O recojido deve esvaziar o entendimento de todas as coisas criadas, do Mundo, e meditar na humanidade de Cristo,passando progressivamente para temas mais abstractos. Esvaziar o entendimento,despojar-se das imagens,contrair e limitar a actividade exterior,em suma, abstrair-se do Mundo num regresso progressivo ao mais funo de si mesmo, para se encontar com Deus no amor.

Os dejados ou alumbrados dispensavam meditação na humanidade de Cristo,no Cristo sofrente, que era considerada atadura ,impedimento para chegar até Deus: o amor de Deus no homem é Deus. Assim, parece que este grupo se aproxima da reforma luterana, embora o movimento alumbrado seja anterior e os seus teorizadores não tiveram acesso às obras de Lutero.

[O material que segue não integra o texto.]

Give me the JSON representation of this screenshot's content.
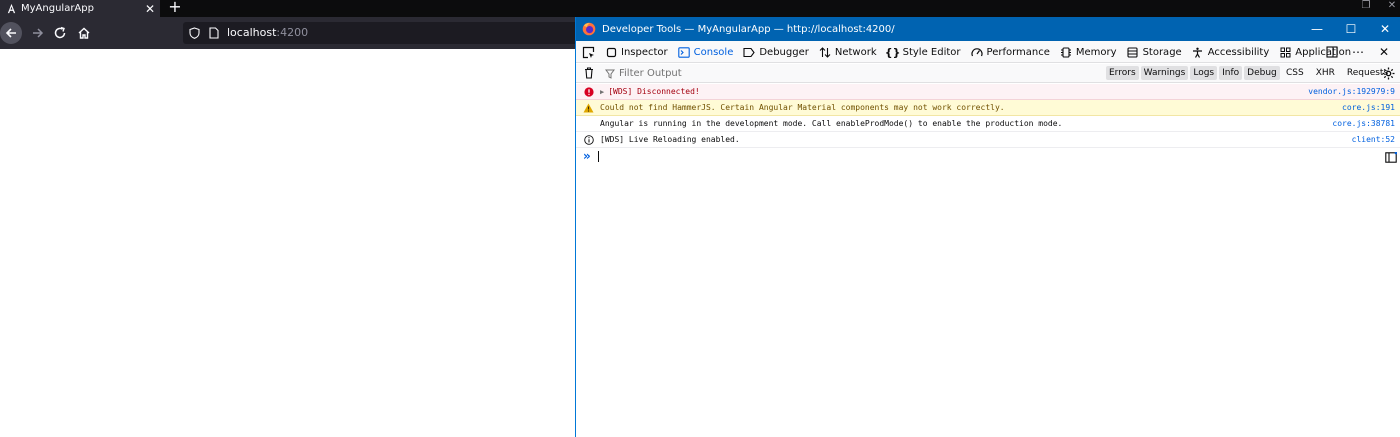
{
  "browser": {
    "tab": {
      "title": "MyAngularApp",
      "close_glyph": "✕"
    },
    "new_tab_glyph": "+",
    "window_controls": {
      "restore_glyph": "❐",
      "close_glyph": "✕"
    },
    "url": {
      "host": "localhost",
      "port": ":4200"
    },
    "icons": [
      "angular-favicon",
      "back-arrow-icon",
      "forward-arrow-icon",
      "reload-icon",
      "home-icon",
      "shield-icon",
      "page-icon"
    ]
  },
  "devtools": {
    "title": "Developer Tools — MyAngularApp — http://localhost:4200/",
    "window_controls": {
      "minimize": "—",
      "maximize": "☐",
      "close": "✕"
    },
    "tabs": [
      {
        "label": "Inspector",
        "icon": "inspector-icon"
      },
      {
        "label": "Console",
        "icon": "console-icon",
        "active": true
      },
      {
        "label": "Debugger",
        "icon": "debugger-icon"
      },
      {
        "label": "Network",
        "icon": "network-icon"
      },
      {
        "label": "Style Editor",
        "icon": "style-editor-icon"
      },
      {
        "label": "Performance",
        "icon": "performance-icon"
      },
      {
        "label": "Memory",
        "icon": "memory-icon"
      },
      {
        "label": "Storage",
        "icon": "storage-icon"
      },
      {
        "label": "Accessibility",
        "icon": "accessibility-icon"
      },
      {
        "label": "Application",
        "icon": "application-icon"
      }
    ],
    "toolbar_right": {
      "more_glyph": "⋯",
      "close_glyph": "✕"
    },
    "filter": {
      "placeholder": "Filter Output"
    },
    "levels": [
      "Errors",
      "Warnings",
      "Logs",
      "Info",
      "Debug"
    ],
    "kinds": [
      "CSS",
      "XHR",
      "Requests"
    ],
    "messages": [
      {
        "level": "error",
        "text": "[WDS] Disconnected!",
        "source": "vendor.js:192979:9"
      },
      {
        "level": "warn",
        "text": "Could not find HammerJS. Certain Angular Material components may not work correctly.",
        "source": "core.js:191"
      },
      {
        "level": "log",
        "text": "Angular is running in the development mode. Call enableProdMode() to enable the production mode.",
        "source": "core.js:38781"
      },
      {
        "level": "info",
        "text": "[WDS] Live Reloading enabled.",
        "source": "client:52"
      }
    ],
    "prompt_glyph": "»",
    "colors": {
      "titlebar": "#0063b1",
      "accent": "#0060df",
      "error_bg": "#fdf2f5",
      "warn_bg": "#fffbd6"
    }
  }
}
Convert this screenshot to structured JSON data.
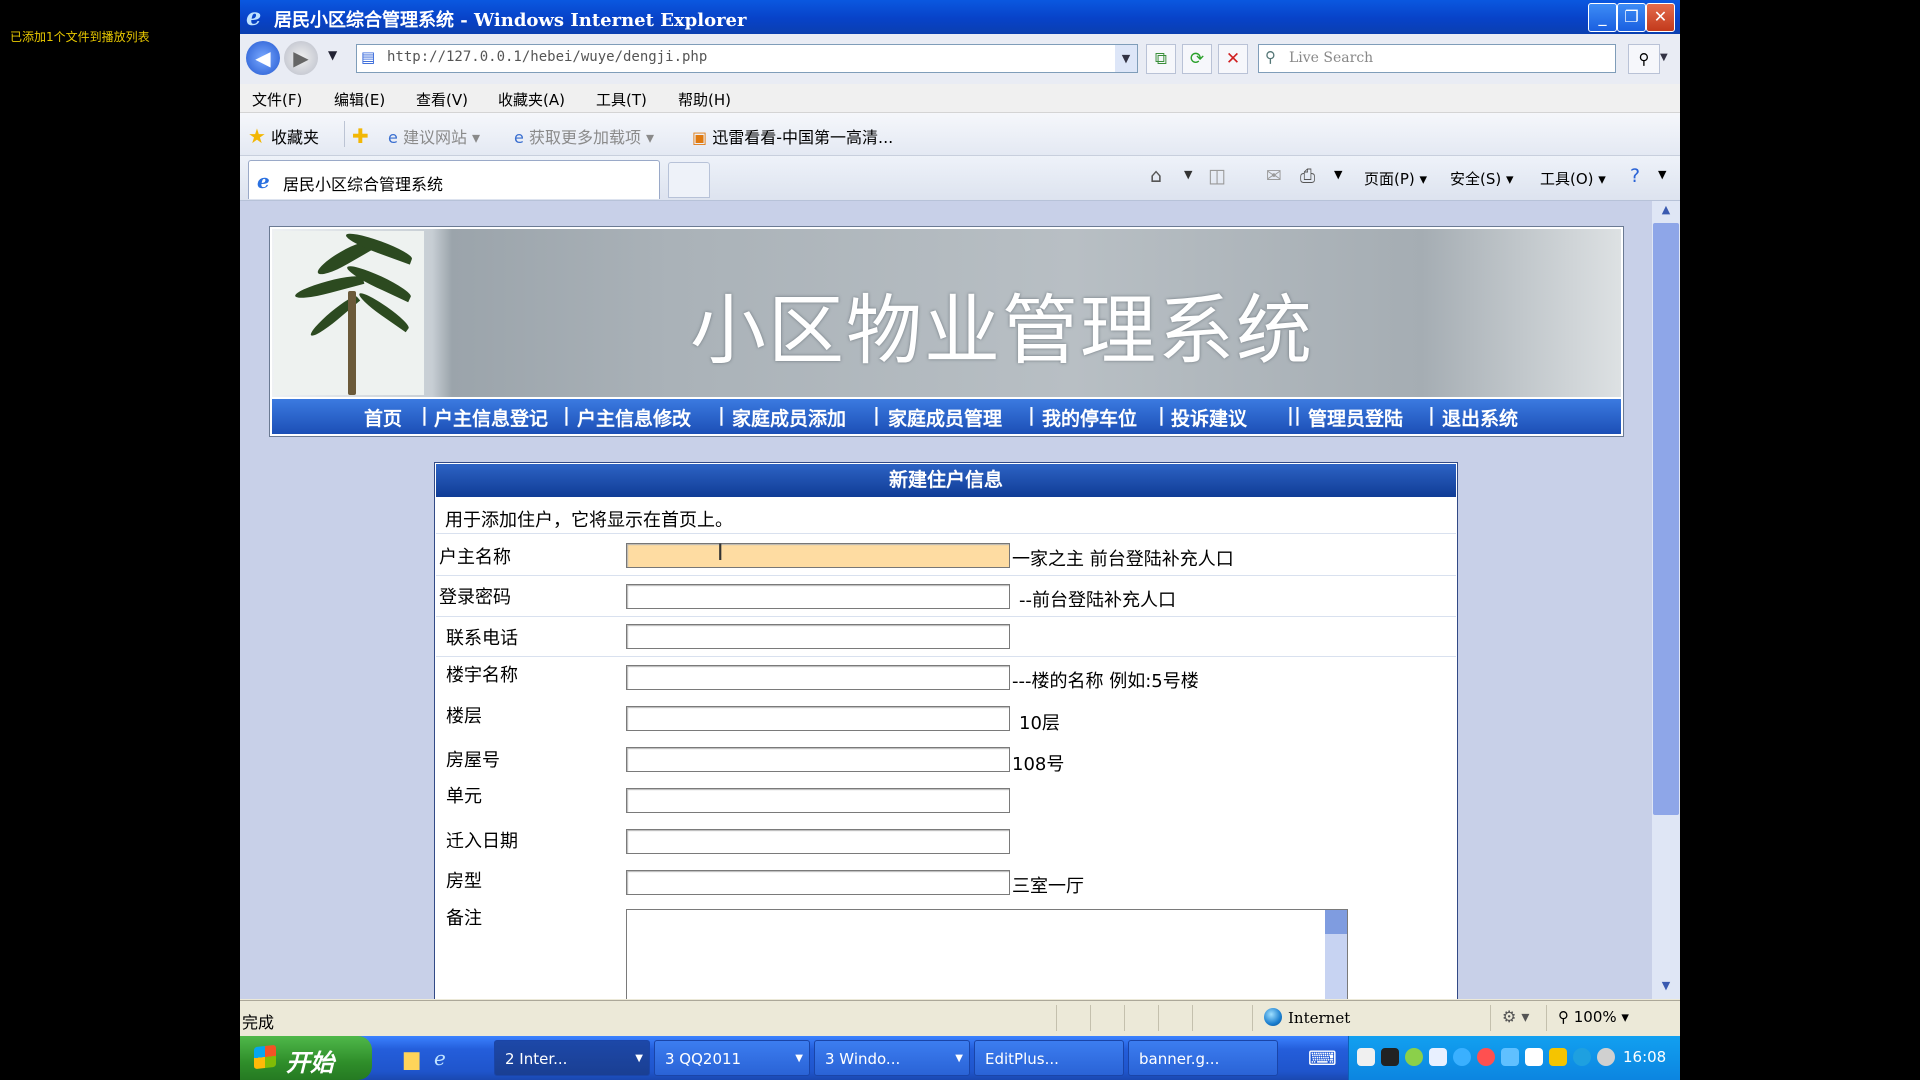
{
  "overlay_note": "已添加1个文件到播放列表",
  "window": {
    "title": "居民小区综合管理系统 - Windows Internet Explorer",
    "minimize": "_",
    "maximize": "❐",
    "close": "✕"
  },
  "address": {
    "url": "http://127.0.0.1/hebei/wuye/dengji.php",
    "search_placeholder": "Live Search"
  },
  "menu": [
    "文件(F)",
    "编辑(E)",
    "查看(V)",
    "收藏夹(A)",
    "工具(T)",
    "帮助(H)"
  ],
  "favorites": {
    "label": "收藏夹",
    "links": [
      "建议网站",
      "获取更多加载项",
      "迅雷看看-中国第一高清..."
    ]
  },
  "tab": {
    "label": "居民小区综合管理系统"
  },
  "commands": {
    "page": "页面(P)",
    "safety": "安全(S)",
    "tools": "工具(O)"
  },
  "banner": {
    "title": "小区物业管理系统"
  },
  "site_nav": [
    "首页",
    "|",
    "户主信息登记",
    "|",
    "户主信息修改",
    "|",
    "家庭成员添加",
    "|",
    "家庭成员管理",
    "|",
    "我的停车位",
    "|",
    "投诉建议",
    "||",
    "管理员登陆",
    "|",
    "退出系统"
  ],
  "form": {
    "heading": "新建住户信息",
    "description": "用于添加住户，它将显示在首页上。",
    "fields": [
      {
        "label": "户主名称",
        "value": "",
        "hint": "一家之主 前台登陆补充人口"
      },
      {
        "label": "登录密码",
        "value": "",
        "hint": "--前台登陆补充人口"
      },
      {
        "label": "联系电话",
        "value": "",
        "hint": ""
      },
      {
        "label": "楼宇名称",
        "value": "",
        "hint": "---楼的名称 例如:5号楼"
      },
      {
        "label": "楼层",
        "value": "",
        "hint": "10层"
      },
      {
        "label": "房屋号",
        "value": "",
        "hint": "108号"
      },
      {
        "label": "单元",
        "value": "",
        "hint": ""
      },
      {
        "label": "迁入日期",
        "value": "",
        "hint": ""
      },
      {
        "label": "房型",
        "value": "",
        "hint": "三室一厅"
      },
      {
        "label": "备注",
        "value": "",
        "hint": ""
      }
    ]
  },
  "status": {
    "text": "完成",
    "zone": "Internet",
    "zoom": "100%"
  },
  "taskbar": {
    "start": "开始",
    "tasks": [
      "2 Inter...",
      "3 QQ2011",
      "3 Windo...",
      "EditPlus...",
      "banner.g..."
    ],
    "clock": "16:08"
  }
}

Permissa essencial da doutrina alumbrada:o homem é semelhante a Deus e a presença de Deus no homem é mais perfeita do que a presença de Cristo na Eucaristia,O homem tem de descobrir Deus dentro de si,através da oração mental,uma experiência exterior que está condicionada pela vontade.

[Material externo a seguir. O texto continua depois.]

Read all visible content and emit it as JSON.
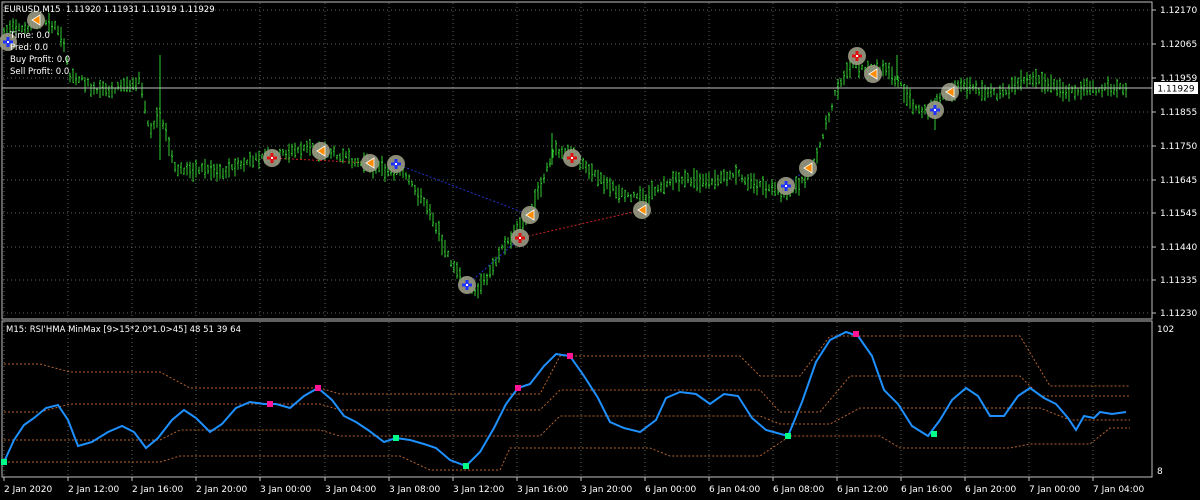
{
  "symbol_header": "EURUSD,M15  1.11920 1.11931 1.11919 1.11929",
  "info_lines": [
    "Time: 0.0",
    "Pred: 0.0",
    "Buy Profit: 0.0",
    "Sell Profit: 0.0"
  ],
  "price_axis": {
    "ticks": [
      "1.12170",
      "1.12065",
      "1.11959",
      "1.11855",
      "1.11750",
      "1.11645",
      "1.11545",
      "1.11440",
      "1.11335",
      "1.11230"
    ],
    "current_price": "1.11929"
  },
  "indicator": {
    "title": "M15: RSI'HMA MinMax [9>15*2.0*1.0>45] 48 51 39 64",
    "axis_top": "102",
    "axis_bottom": "8"
  },
  "time_axis": [
    "2 Jan 2020",
    "2 Jan 12:00",
    "2 Jan 16:00",
    "2 Jan 20:00",
    "3 Jan 00:00",
    "3 Jan 04:00",
    "3 Jan 08:00",
    "3 Jan 12:00",
    "3 Jan 16:00",
    "3 Jan 20:00",
    "6 Jan 00:00",
    "6 Jan 04:00",
    "6 Jan 08:00",
    "6 Jan 12:00",
    "6 Jan 16:00",
    "6 Jan 20:00",
    "7 Jan 00:00",
    "7 Jan 04:00"
  ],
  "colors": {
    "background": "#000000",
    "candles": "#32cd32",
    "grid": "#5a6a5a",
    "axis_line": "#c0c0c0",
    "indicator_line": "#1e90ff",
    "band_line": "#b8642e",
    "marker_buy": "#00ff88",
    "marker_sell": "#ff1493",
    "trade_buy_line": "#2233cc",
    "trade_sell_line": "#cc2222"
  },
  "trade_arrows": [
    {
      "kind": "sell-exit",
      "icon": "left-arrow-icon"
    },
    {
      "kind": "buy-entry",
      "icon": "plus-icon"
    },
    {
      "kind": "sell-entry",
      "icon": "plus-icon"
    },
    {
      "kind": "sell-exit",
      "icon": "left-arrow-icon"
    }
  ]
}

A meu ver, precisamente o que é grande no sr. A. Caeiro é o modo como utiliza os métodos da poesia espiritualista e idealista para nos tornar completamente bela a sua poesia materialista. Tivesse o sr. A.C. feito poesia absolutamente materialista, e veria como até o próprio materialismo da sua poesia sofreria. É aos armazéns do misticismo e do espiritualismo que a sua Musa vai buscar com que se engalanar.A.C. é um dos maiores poetas da nossa época e da nossa terra. Só uma incompreensão da magnitude e da originalidade da sua obra, ou uma aversão idiota por ele podem esconder isto a qualquer pessoa competente para ter opiniões críticas.

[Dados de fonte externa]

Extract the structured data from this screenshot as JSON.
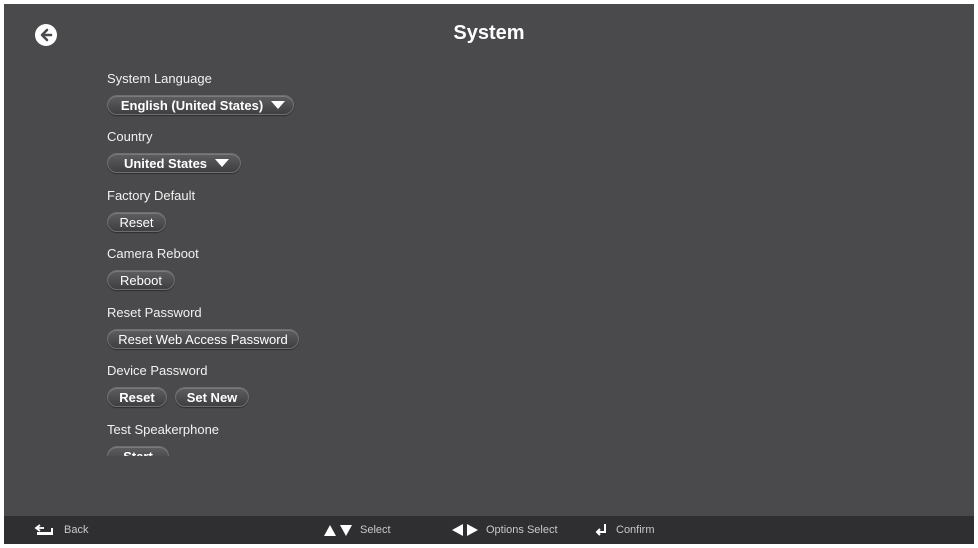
{
  "header": {
    "title": "System",
    "back_icon": "back-arrow-circle-icon"
  },
  "sections": {
    "language": {
      "label": "System Language",
      "value": "English (United States)"
    },
    "country": {
      "label": "Country",
      "value": "United States"
    },
    "factory": {
      "label": "Factory Default",
      "button": "Reset"
    },
    "camera": {
      "label": "Camera Reboot",
      "button": "Reboot"
    },
    "reset_password": {
      "label": "Reset Password",
      "button": "Reset Web Access Password"
    },
    "device_password": {
      "label": "Device Password",
      "reset": "Reset",
      "set_new": "Set New"
    },
    "speakerphone": {
      "label": "Test Speakerphone",
      "button": "Start"
    }
  },
  "footer": {
    "back": "Back",
    "select": "Select",
    "options_select": "Options Select",
    "confirm": "Confirm"
  },
  "colors": {
    "background": "#4a494b",
    "footer": "#2f2e30",
    "text": "#ffffff"
  }
}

Assim como, quer o saibamos quer não, temos todos uma metafísica, assim também, quer o queiramos quer não, temos todos uma moral. Tenho uma moral muito simples - não fazer a ninguém nem mal nem bem. Não fazer a ninguém mal, porque não só reconheço nos outros o mesmo direito que julgo que me cabe, de que não me incomodem, mas acho que bastam os males naturais para mal que tenha de haver no mundo. Vivemos todos, neste mundo, a bordo de um navio saído de um porto que desconhecemos para um porto que ignoramos; devemos ter uns para os outros uma amabilidade de viagem. Não fazer bem, porque não sei o que é o bem, nem se o faço quando julgo que o faço. Sei eu que males produz se dou esmola? Sei eu que males produzo se educo ou instruo? Na dúvida, abstenho-me. E acho, ainda, que auxiliar ou esclarecer é, em certo modo, fazer o mal de intervir na vida alheia. A bondade é um capricho temperamental: não temos o direito de fazer os outros vítimas de nossos caprichos, ainda que de humanidade ou de ternura. Os benefícios são coisas que se infligem; por isso os abomino friamente.
Se não faço o bem, por moral, também não exijo que mo façam Se adoeço, o que mais me pesa é que obrigo alguém a tratar-me, coisa que me repugnaria de fazer a outrem. Nunca visitei um amigo doente. Sempre que, tendo eu adoecido, me visitaram, sofri cada visita como um incómodo, um insulto, uma violação injustificável da minha intimidade decisiva. Não gosto que me dêem coisas; parecem com isso obrigar-me a que as dê também - aos mesmos ou a outros, seja a quem for. Sou altamente sociável de um modo altamente negativo. Sou a inofensividade encarnada. Mas não sou mais do que isso, não quero ser mais do que isso, não posso ser mais do que isso. Tenho para com tudo que existe uma ternura visual, um carinho da inteligência - nada no coração. Não tenho fé em nada, esperança de nada, caridade para nada. Abomino com náusea e pasmo os sinceros de todas as sinceridades e os místicos de todos os misticismos ou, antes e melhor, as sinceridades de todos os sinceros e os misticismos de todos os místicos. Essa náusea é quase física quando esses misticismos são activos, quando pretendem convencer a inteligência alheia, ou mover a vontade alheia, encontrar a verdade ou reformar o mundo.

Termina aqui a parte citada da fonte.